Actor Casey Affleck joins the ranks of giants in a tremendously moving portrait of grief from American writer-director Kenneth Lonergan
That’s Manchester, Massachusetts, a small fishing community that’s the setting for this devastating tale of buried trauma from American director and playwright Kenneth Lonergan (‘You Can Count on Me’). Casey Affleck gives a complex, brooding central performance as Lee, a Boston handyman and caretaker – for all his quiet capability with a blocked toilet, you wouldn’t want to cross him. Affleck burns the screen in the early scenes, building up a portrait of a solitary existence: this is a man who is long past giving a shit about anything.
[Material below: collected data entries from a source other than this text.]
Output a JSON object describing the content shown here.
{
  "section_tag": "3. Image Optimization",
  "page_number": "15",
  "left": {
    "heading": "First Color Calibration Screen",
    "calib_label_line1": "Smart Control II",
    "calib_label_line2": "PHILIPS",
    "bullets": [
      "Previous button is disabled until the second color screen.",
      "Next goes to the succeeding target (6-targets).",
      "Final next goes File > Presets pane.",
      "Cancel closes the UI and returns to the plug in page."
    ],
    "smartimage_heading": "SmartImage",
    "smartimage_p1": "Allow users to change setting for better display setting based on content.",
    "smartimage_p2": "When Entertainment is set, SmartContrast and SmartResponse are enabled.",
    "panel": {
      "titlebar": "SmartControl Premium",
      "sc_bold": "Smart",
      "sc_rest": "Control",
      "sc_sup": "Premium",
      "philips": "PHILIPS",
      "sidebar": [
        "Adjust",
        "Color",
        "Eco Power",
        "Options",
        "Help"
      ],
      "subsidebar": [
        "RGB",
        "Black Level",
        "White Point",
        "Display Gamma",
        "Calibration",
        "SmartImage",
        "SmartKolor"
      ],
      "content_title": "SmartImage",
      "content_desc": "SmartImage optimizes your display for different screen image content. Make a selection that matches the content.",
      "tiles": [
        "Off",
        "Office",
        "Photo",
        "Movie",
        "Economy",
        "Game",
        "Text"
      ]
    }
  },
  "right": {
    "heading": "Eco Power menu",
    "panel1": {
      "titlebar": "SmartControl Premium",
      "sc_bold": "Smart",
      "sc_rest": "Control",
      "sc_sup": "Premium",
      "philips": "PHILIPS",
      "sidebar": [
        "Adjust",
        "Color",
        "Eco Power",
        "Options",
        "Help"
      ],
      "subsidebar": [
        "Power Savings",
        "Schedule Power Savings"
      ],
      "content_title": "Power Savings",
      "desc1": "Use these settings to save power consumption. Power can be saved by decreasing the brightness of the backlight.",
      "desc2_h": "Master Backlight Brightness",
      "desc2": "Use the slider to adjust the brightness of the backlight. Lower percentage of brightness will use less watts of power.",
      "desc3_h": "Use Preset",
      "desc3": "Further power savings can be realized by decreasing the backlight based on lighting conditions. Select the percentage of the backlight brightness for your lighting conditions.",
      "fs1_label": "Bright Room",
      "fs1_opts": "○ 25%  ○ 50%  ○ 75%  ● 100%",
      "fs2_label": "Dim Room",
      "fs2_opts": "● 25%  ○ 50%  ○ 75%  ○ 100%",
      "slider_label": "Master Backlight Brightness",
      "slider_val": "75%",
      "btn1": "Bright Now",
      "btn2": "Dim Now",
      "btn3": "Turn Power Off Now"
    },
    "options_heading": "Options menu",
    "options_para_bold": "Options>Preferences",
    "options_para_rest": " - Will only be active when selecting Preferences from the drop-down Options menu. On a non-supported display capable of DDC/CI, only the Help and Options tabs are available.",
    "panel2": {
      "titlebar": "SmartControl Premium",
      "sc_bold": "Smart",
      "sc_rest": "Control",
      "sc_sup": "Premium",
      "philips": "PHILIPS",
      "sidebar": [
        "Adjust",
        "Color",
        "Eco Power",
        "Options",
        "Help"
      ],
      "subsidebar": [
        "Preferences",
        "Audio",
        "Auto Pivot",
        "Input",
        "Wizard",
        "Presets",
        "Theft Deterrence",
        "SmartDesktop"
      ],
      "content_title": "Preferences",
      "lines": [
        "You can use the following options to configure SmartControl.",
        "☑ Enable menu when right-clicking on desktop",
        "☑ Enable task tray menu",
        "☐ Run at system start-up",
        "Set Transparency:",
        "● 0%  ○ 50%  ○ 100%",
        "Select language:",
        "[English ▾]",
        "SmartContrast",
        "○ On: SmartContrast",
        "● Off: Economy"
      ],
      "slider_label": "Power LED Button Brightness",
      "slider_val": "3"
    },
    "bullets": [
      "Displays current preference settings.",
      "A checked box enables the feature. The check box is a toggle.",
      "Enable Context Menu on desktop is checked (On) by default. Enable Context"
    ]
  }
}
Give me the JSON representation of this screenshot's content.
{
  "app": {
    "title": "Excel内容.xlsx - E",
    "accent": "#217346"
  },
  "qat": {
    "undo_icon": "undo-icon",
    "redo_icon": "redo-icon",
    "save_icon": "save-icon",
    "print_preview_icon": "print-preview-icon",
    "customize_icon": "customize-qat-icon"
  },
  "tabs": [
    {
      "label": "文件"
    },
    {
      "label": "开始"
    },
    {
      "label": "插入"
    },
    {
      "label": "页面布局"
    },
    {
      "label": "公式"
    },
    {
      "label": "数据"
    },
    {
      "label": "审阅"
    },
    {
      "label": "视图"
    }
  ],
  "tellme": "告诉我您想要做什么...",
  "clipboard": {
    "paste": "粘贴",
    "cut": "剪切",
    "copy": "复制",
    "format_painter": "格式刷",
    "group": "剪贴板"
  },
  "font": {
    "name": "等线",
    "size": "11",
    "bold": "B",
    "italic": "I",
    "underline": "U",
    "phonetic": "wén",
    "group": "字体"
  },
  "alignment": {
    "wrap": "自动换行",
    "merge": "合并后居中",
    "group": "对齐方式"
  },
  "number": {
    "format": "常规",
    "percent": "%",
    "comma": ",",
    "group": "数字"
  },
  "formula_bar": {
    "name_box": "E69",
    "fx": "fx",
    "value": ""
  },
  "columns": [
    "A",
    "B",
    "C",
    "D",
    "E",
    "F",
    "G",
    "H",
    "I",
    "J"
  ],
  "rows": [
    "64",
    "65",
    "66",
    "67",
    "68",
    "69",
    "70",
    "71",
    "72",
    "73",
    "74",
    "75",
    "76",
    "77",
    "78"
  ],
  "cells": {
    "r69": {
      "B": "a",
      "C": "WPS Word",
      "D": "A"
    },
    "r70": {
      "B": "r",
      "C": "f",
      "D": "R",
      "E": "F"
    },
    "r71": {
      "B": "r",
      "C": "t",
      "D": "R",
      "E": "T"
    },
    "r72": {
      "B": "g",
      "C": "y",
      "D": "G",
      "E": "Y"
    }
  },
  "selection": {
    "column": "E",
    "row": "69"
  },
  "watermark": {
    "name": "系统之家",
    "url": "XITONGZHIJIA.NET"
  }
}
Why? That remains a mystery – for now. While you sense that Lee is the kind of person who doesn’t need more bad news, it arrives in the form of a call telling him that a heart attack has killed his older brother Joe (Kyle Chandler, superb in flashbacks). As Lee drives up to the wintry town of his youth to make funeral arrangements, we begin to see what makes him ache. Once in Manchester, he learns that he’s been made the legal guardian of Joe’s son, seen in happier days fishing off the back off the family’s boat. Today, Patrick (Lucas Hedges) is a typical gobby teenager, juggling two girlfriends, a pissed-off hockey coach and a rock band.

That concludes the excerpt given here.